The other will be multiple runs of FIO to test the IO Performance of each virtual machine. This is a better test than dd, as in a production environment applications access data randomly across the disks in parallel, and the block sizes will vary massively depending on the workloads running inside the virtual environment. We will run a total of 9 Tests on each machine and will then score based on the overall result.
For those at home who want to run the tests themselves here is what we did on all VMs:
Disable SELinux and install FIO (Reboot to make sure SELinux is disbabled)
yum -y update sed -i -e 's/SELINUX=enforcing/SELINUX=disabled/g' /etc/selinux/config yum -y install fio git gcc screen [reboot]
Then run the two tests:
Run Unix Bench:
cd; mkdir unixbench; cd unixbench git init; git clone https://github.com/kdlucas/byte-unixbench cd byte-unixbench/UnixBench screen -S benchmark ./Run
Run fio stats:
# Random read/write performance test fio --randrepeat=1 --ioengine=libaio --direct=1 --gtod_reduce=0 --name=test --filename=random.fio --bs=4k --iodepth=64 --size=4G --readwrite=randrw --rwmixread=75 | grep IOPS; rm -f random.fio fio --randrepeat=1 --ioengine=libaio --direct=1 --gtod_reduce=0 --name=test --filename=random.fio --bs=256k --iodepth=64 --size=4G --readwrite=randrw --rwmixread=75 | grep IOPS; rm -f random.fio fio --randrepeat=1 --ioengine=libaio --direct=1 --gtod_reduce=0 --name=test --filename=random.fio --bs=4m --iodepth=64 --size=4G --readwrite=randrw --rwmixread=75 | grep IOPS; rm -f random.fio # Random read performance test fio --name=randread --ioengine=libaio --iodepth=16 --rw=randread --bs=4k --direct=1 --size=4G --numjobs=2 --runtime=240 --filename=random.fio --group_reporting | grep IOPS; rm -f random.fio fio --name=randread --ioengine=libaio --iodepth=16 --rw=randread --bs=256k --direct=1 --size=4G --numjobs=2 --runtime=240 --filename=random.fio --group_reporting | grep IOPS; rm -f random.fio fio --name=randread --ioengine=libaio --iodepth=16 --rw=randread --bs=4m --direct=1 --size=4G --numjobs=2 --runtime=240 --filename=random.fio --group_reporting | grep IOPS; rm -f random.fio # Random write performance test fio --name=randwrite --ioengine=libaio --iodepth=1 --rw=randwrite --bs=4k --direct=1 --size=4G --numjobs=2 --runtime=240 --filename=random.fio --group_reporting | grep IOPS; rm -f random.fio fio --name=randwrite --ioengine=libaio --iodepth=1 --rw=randwrite --bs=256k --direct=1 --size=4G --numjobs=2 --runtime=240 --filename=random.fio --group_reporting | grep IOPS; rm -f random.fio fio --name=randwrite --ioengine=libaio --iodepth=1 --rw=randwrite --bs=4m --direct=1 --size=4G --numjobs=2 --runtime=240 --filename=random.fio --group_reporting | grep IOPS; rm -f random.fio
The Result
We believe images say more than words, so here just the comparison of the two tests between the tested clouds.

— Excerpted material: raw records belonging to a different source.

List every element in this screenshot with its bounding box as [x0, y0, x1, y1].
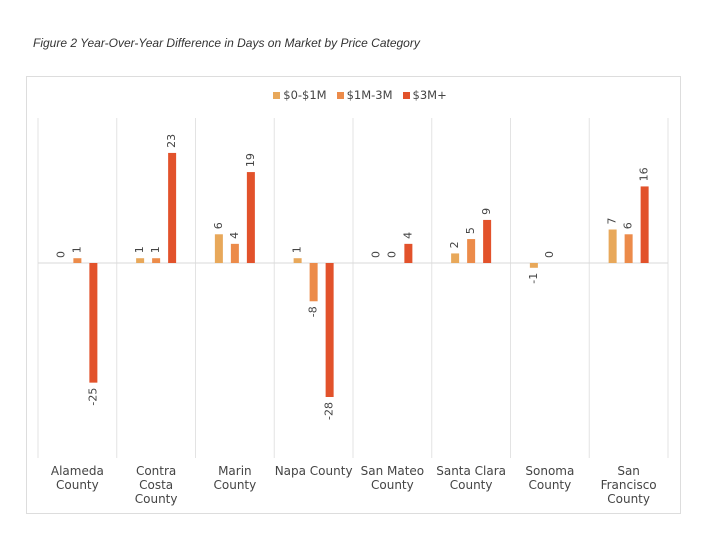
legend-swatch [336, 92, 344, 99]
x-tick-label: Napa County [274, 464, 353, 478]
data-label: 6 [622, 222, 635, 229]
x-tick-label: San Mateo County [360, 464, 425, 492]
bar [136, 258, 145, 263]
data-label: 5 [464, 227, 477, 234]
legend-label: $1M-3M [346, 88, 393, 102]
data-label: -28 [323, 402, 336, 420]
x-tick-label: Contra Costa County [134, 464, 178, 506]
chart-frame [26, 76, 681, 514]
legend-item: $1M-3M [336, 88, 393, 102]
data-label: 7 [606, 218, 619, 225]
legend-label: $0-$1M [283, 88, 327, 102]
data-label: 16 [638, 167, 651, 181]
bar [246, 172, 255, 263]
x-tick-label: Santa Clara County [436, 464, 507, 492]
bar [529, 263, 538, 268]
bar [152, 258, 161, 263]
data-label: 1 [291, 246, 304, 253]
data-label: 1 [133, 246, 146, 253]
bar [624, 234, 633, 263]
bar [404, 243, 413, 263]
bar [214, 234, 223, 263]
x-tick-label: Sonoma County [525, 464, 575, 492]
data-label: 19 [244, 153, 257, 167]
bar [325, 263, 334, 397]
data-label: 0 [54, 251, 67, 258]
data-label: 0 [385, 251, 398, 258]
bar [309, 263, 318, 302]
chart-title: Figure 2 Year-Over-Year Difference in Da… [33, 36, 420, 50]
bar [608, 229, 617, 263]
x-tick-label: Alameda County [50, 464, 104, 492]
data-label: 0 [543, 251, 556, 258]
bar [73, 258, 82, 263]
legend-label: $3M+ [412, 88, 447, 102]
x-tick-label: Marin County [213, 464, 257, 492]
bar [89, 263, 98, 383]
x-tick-label: San Francisco County [600, 464, 657, 506]
data-label: 1 [70, 246, 83, 253]
legend: $0-$1M $1M-3M $3M+ [0, 88, 720, 102]
data-label: -1 [527, 273, 540, 284]
legend-item: $0-$1M [273, 88, 327, 102]
bar [467, 239, 476, 263]
bar [230, 243, 239, 263]
data-label: 4 [401, 232, 414, 239]
data-label: 4 [228, 232, 241, 239]
data-label: 2 [448, 241, 461, 248]
data-label: -8 [307, 306, 320, 317]
data-label: 23 [165, 134, 178, 148]
data-label: 1 [149, 246, 162, 253]
legend-swatch [402, 92, 410, 99]
bar [168, 152, 177, 263]
bar [451, 253, 460, 263]
data-label: 9 [480, 208, 493, 215]
legend-item: $3M+ [402, 88, 447, 102]
data-label: 0 [369, 251, 382, 258]
data-label: -25 [86, 388, 99, 406]
bar [293, 258, 302, 263]
bar [640, 186, 649, 263]
legend-swatch [273, 92, 281, 99]
bar [483, 219, 492, 263]
data-label: 6 [212, 222, 225, 229]
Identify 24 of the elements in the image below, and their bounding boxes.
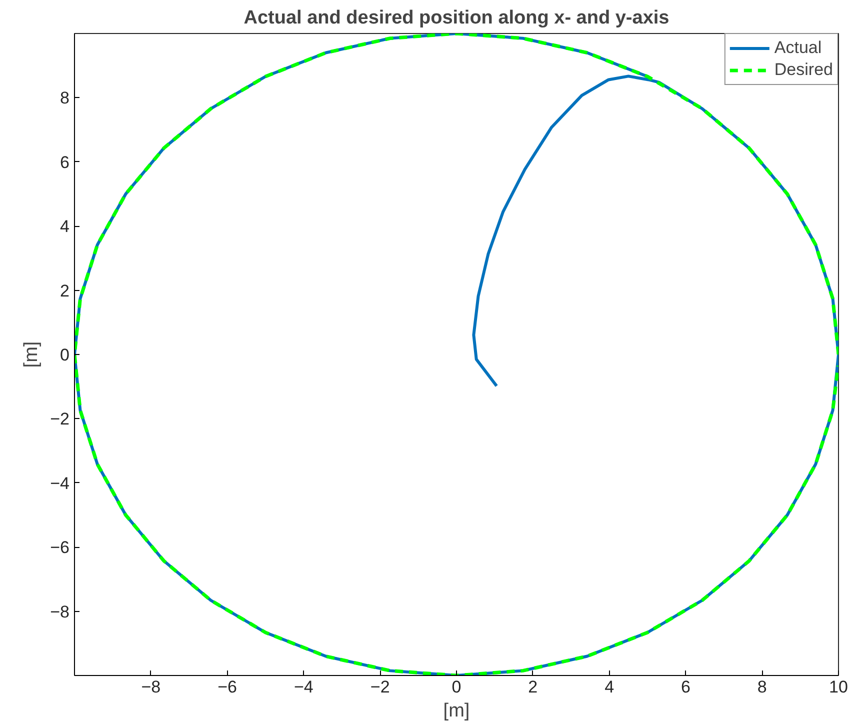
x-tick-label: 8 [757, 678, 767, 696]
chart-title: Actual and desired position along x- and y-axis [244, 8, 670, 28]
y-tick-label: −2 [50, 410, 70, 429]
legend-label: Desired [774, 60, 833, 80]
y-tick-label: −4 [50, 474, 70, 493]
x-tick-label: 10 [829, 678, 848, 696]
y-tick-label: 6 [60, 152, 70, 172]
y-tick-label: 4 [60, 217, 70, 236]
y-tick-label: −6 [50, 538, 70, 558]
y-tick-label: 2 [60, 281, 70, 300]
x-tick-label: −6 [218, 678, 237, 696]
x-tick-label: 2 [528, 678, 538, 696]
x-tick-label: −8 [141, 678, 161, 696]
x-tick-label: 6 [680, 678, 690, 696]
legend-label: Actual [774, 38, 822, 58]
y-tick-label: −8 [50, 602, 70, 622]
x-tick-label: 0 [452, 678, 462, 696]
x-tick-label: 4 [604, 678, 614, 696]
x-axis-title: [m] [443, 700, 470, 722]
y-tick-label: 8 [60, 88, 70, 108]
y-axis-title: [m] [21, 341, 42, 368]
y-tick-label: 0 [60, 346, 70, 364]
x-tick-label: −2 [370, 678, 390, 696]
x-tick-label: −4 [294, 678, 314, 696]
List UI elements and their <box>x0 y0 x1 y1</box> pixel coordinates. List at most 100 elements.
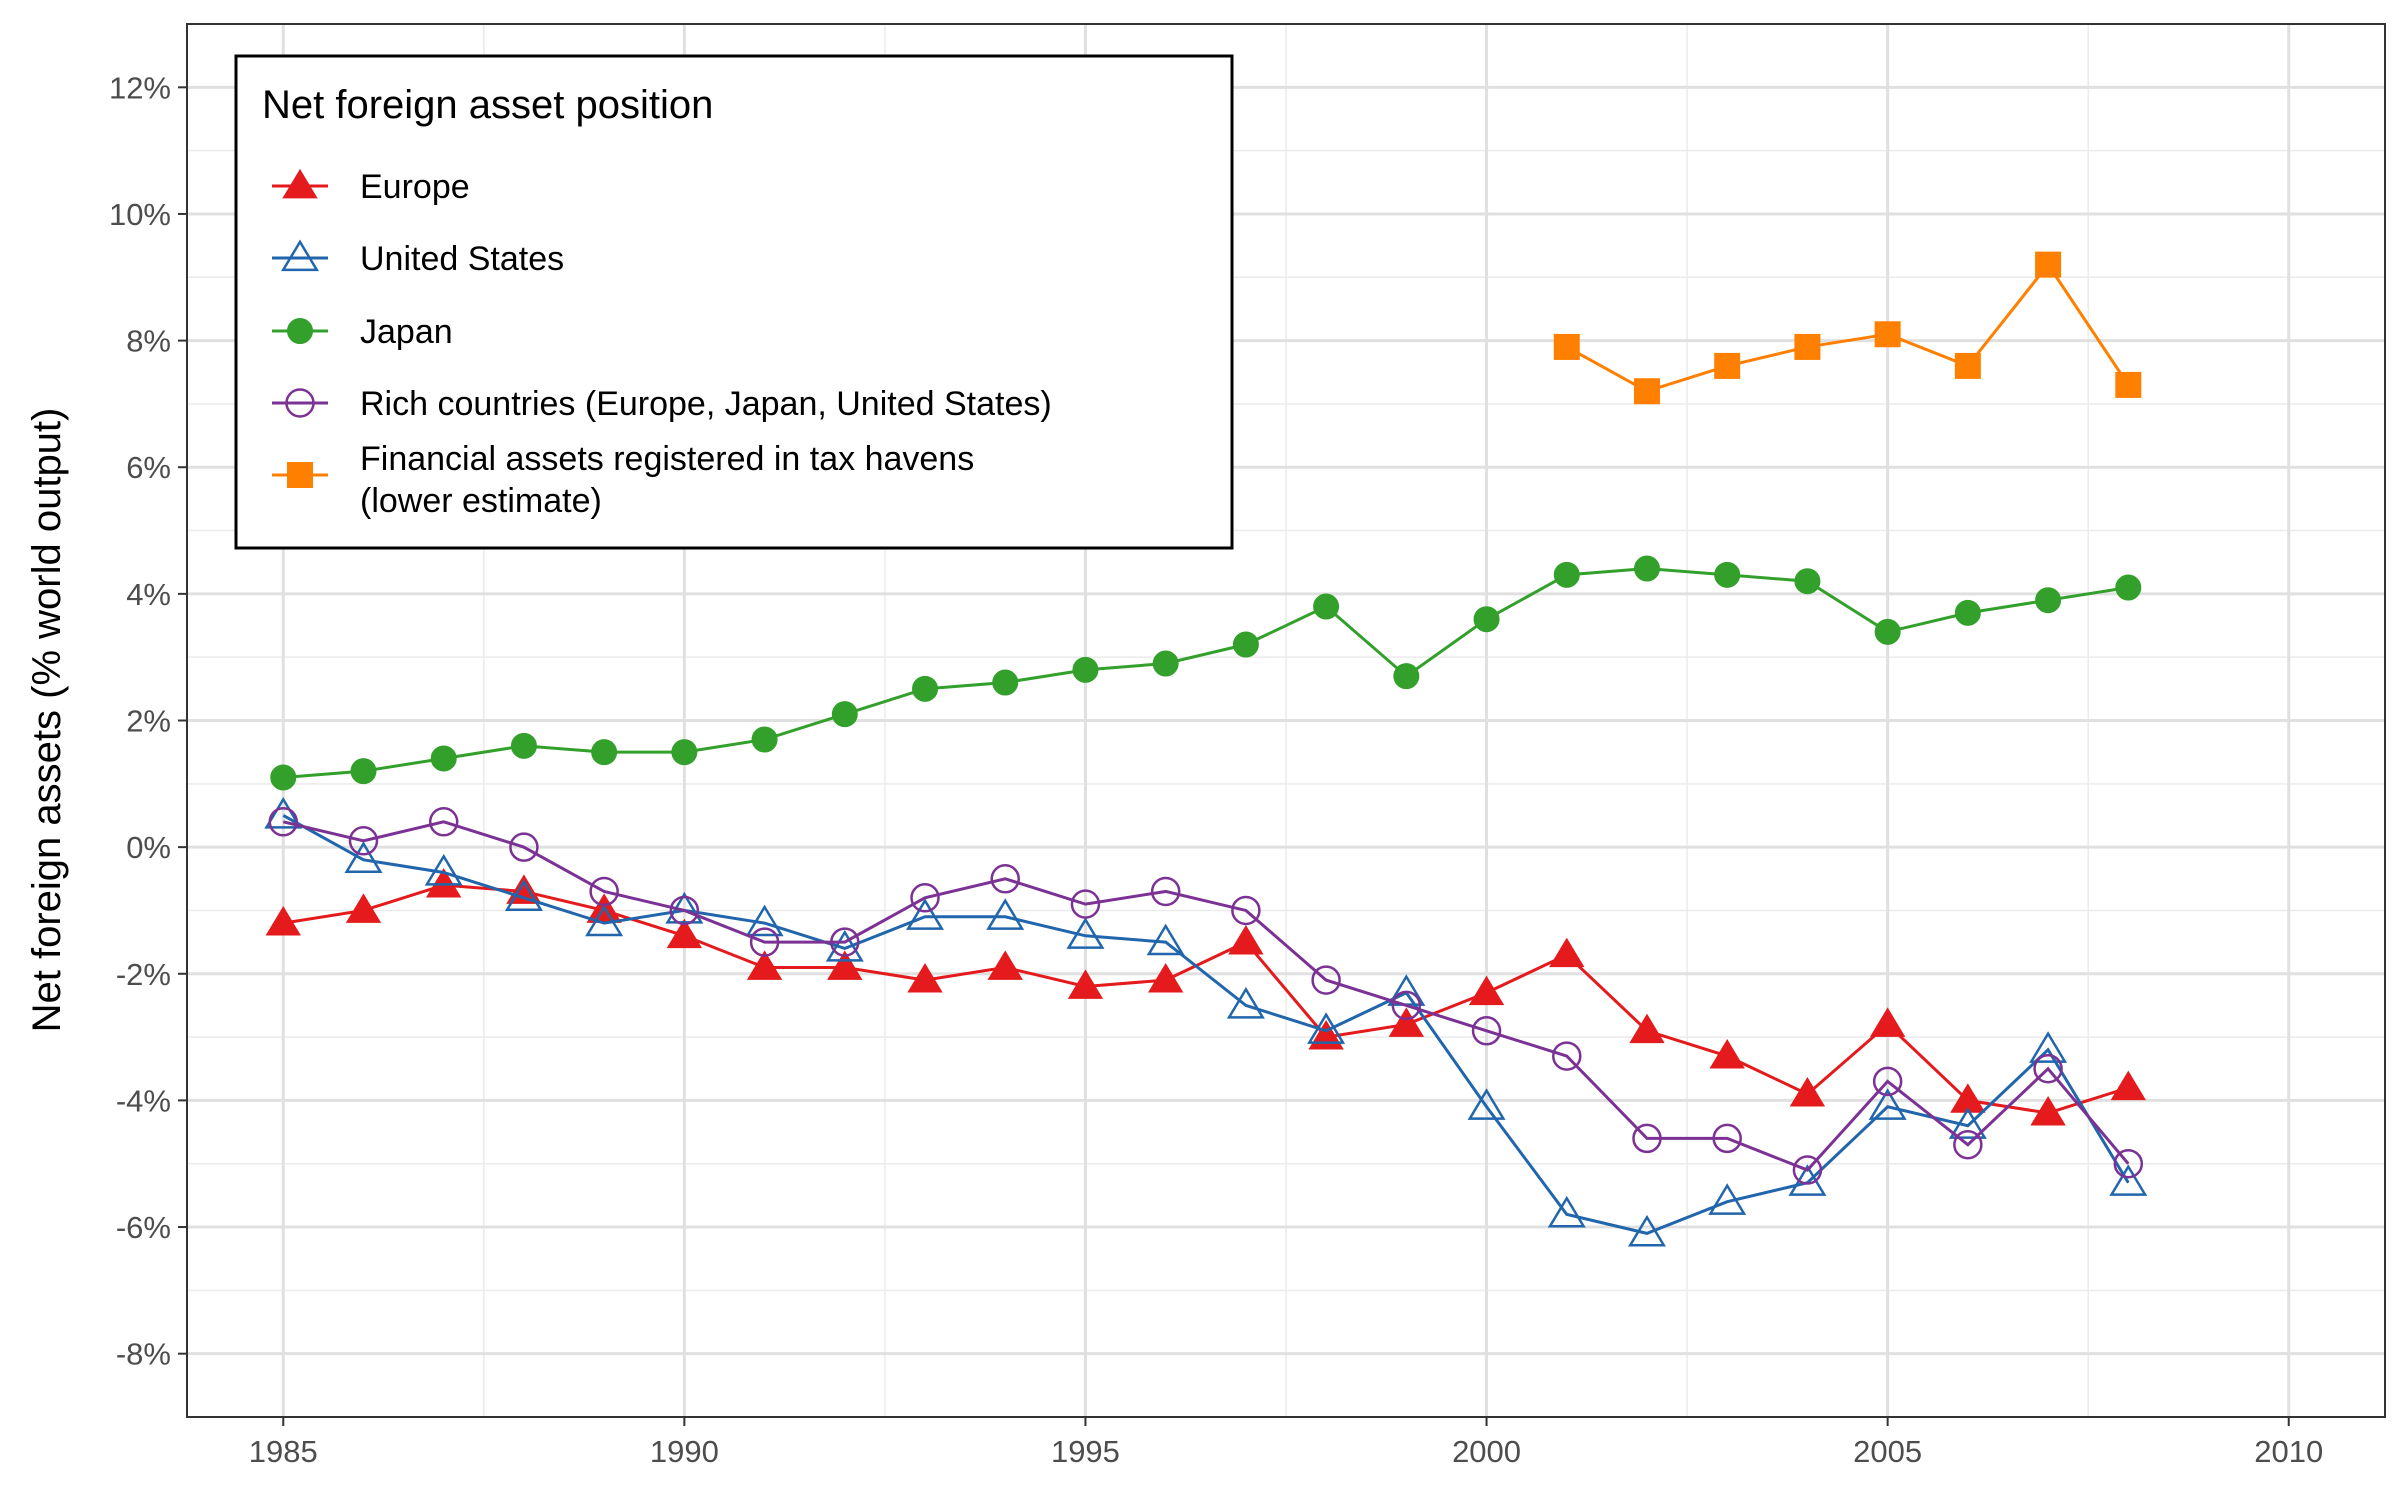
data-point <box>831 701 858 728</box>
data-point <box>990 864 1020 894</box>
data-point <box>1467 1088 1506 1120</box>
data-point <box>666 918 703 949</box>
data-point <box>751 726 778 753</box>
data-point <box>1794 568 1821 595</box>
data-point <box>1954 599 1981 626</box>
data-point <box>589 876 619 907</box>
legend-label: (lower estimate) <box>360 482 602 520</box>
data-point <box>1393 663 1420 690</box>
data-point <box>1872 1066 1903 1097</box>
data-point <box>344 841 383 873</box>
series-4 <box>1553 251 2142 405</box>
data-point <box>348 826 379 856</box>
legend-key-marker <box>282 168 318 199</box>
x-tick-label: 1985 <box>249 1434 318 1469</box>
data-point <box>2035 251 2062 278</box>
data-point <box>1950 1083 1986 1113</box>
data-point <box>1307 1012 1346 1044</box>
x-tick-label: 1995 <box>1051 1434 1120 1469</box>
series-line <box>1566 262 2130 393</box>
data-point <box>1868 1088 1907 1120</box>
series-line <box>283 567 2129 779</box>
data-point <box>510 732 537 759</box>
x-tick-label: 2010 <box>2254 1434 2323 1469</box>
legend-item: Europe <box>272 168 470 206</box>
data-point <box>1874 321 1901 348</box>
series-line <box>283 883 2129 1115</box>
data-point <box>1954 352 1981 379</box>
legend-key-marker <box>287 318 313 344</box>
legend-label: Europe <box>360 168 470 206</box>
data-point <box>424 853 463 886</box>
data-point <box>345 893 382 923</box>
legend-item: Japan <box>272 313 453 351</box>
data-point <box>1146 923 1185 956</box>
data-point <box>350 758 377 785</box>
legend-item: Rich countries (Europe, Japan, United St… <box>272 385 1052 423</box>
series-2 <box>270 555 2142 791</box>
data-point <box>1547 1195 1586 1228</box>
series-0 <box>265 868 2146 1126</box>
data-point <box>671 739 698 766</box>
data-point <box>1632 1123 1662 1154</box>
y-tick-label: 10% <box>109 197 171 232</box>
data-point <box>1468 975 1505 1006</box>
data-point <box>1553 561 1580 588</box>
data-point <box>1072 656 1099 683</box>
data-point <box>1869 1007 1906 1037</box>
data-point <box>1228 925 1264 955</box>
legend-key-marker <box>287 462 313 488</box>
data-point <box>428 807 459 837</box>
data-point <box>2035 587 2062 614</box>
legend-label: Financial assets registered in tax haven… <box>360 440 974 478</box>
data-point <box>745 904 784 937</box>
y-tick-label: 8% <box>126 324 171 359</box>
legend-key-marker <box>285 388 315 418</box>
data-point <box>1549 937 1585 968</box>
data-point <box>825 929 864 962</box>
data-point <box>2113 1148 2144 1179</box>
data-point <box>906 898 945 930</box>
data-point <box>1789 1077 1826 1107</box>
data-point <box>1708 1183 1747 1215</box>
data-point <box>1152 650 1179 677</box>
data-point <box>1313 593 1340 620</box>
data-point <box>1391 990 1422 1021</box>
data-point <box>827 950 863 980</box>
data-point <box>1066 917 1105 949</box>
data-point <box>910 883 940 913</box>
data-point <box>1629 1013 1665 1044</box>
data-point <box>1953 1129 1983 1160</box>
data-point <box>2110 1070 2146 1101</box>
y-tick-label: -6% <box>116 1210 171 1245</box>
y-tick-label: -8% <box>116 1337 171 1372</box>
data-point <box>504 879 543 911</box>
data-point <box>1792 1155 1823 1185</box>
data-point <box>1147 963 1184 993</box>
series-line <box>282 814 2130 1235</box>
data-point <box>591 739 618 766</box>
data-point <box>2030 1096 2066 1126</box>
data-point <box>746 950 783 980</box>
data-point <box>992 669 1019 696</box>
x-tick-label: 2000 <box>1452 1434 1521 1469</box>
legend-entries: Europe United States Japan Rich countries (… <box>272 168 1052 520</box>
data-point <box>1627 1214 1666 1247</box>
y-tick-label: 2% <box>126 704 171 739</box>
data-point <box>1471 1016 1502 1046</box>
data-point <box>1709 1039 1745 1069</box>
series-line <box>282 820 2130 1172</box>
data-point <box>1070 889 1101 919</box>
data-point <box>1552 1041 1582 1071</box>
data-point <box>986 898 1025 930</box>
legend-label: Japan <box>360 313 453 351</box>
data-point <box>1311 965 1341 995</box>
data-point <box>1232 631 1259 658</box>
data-point <box>1633 378 1660 405</box>
series-1 <box>264 796 2148 1247</box>
legend-item: Financial assets registered in tax haven… <box>272 440 974 520</box>
data-point <box>2029 1031 2068 1063</box>
data-point <box>1388 1007 1425 1037</box>
y-tick-label: -4% <box>116 1083 171 1118</box>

IOPS (it seems both AWS and Azure are particular stingy on IOPS, which of course hurts overall System performance).
This also explains the Unix Bench Results where the overall performance of the Bamboozle VM beats the Hyperscalers clearly
Comparing the configurations we can only come to one conclusion – Hyperscale does not mean Hyperspeed.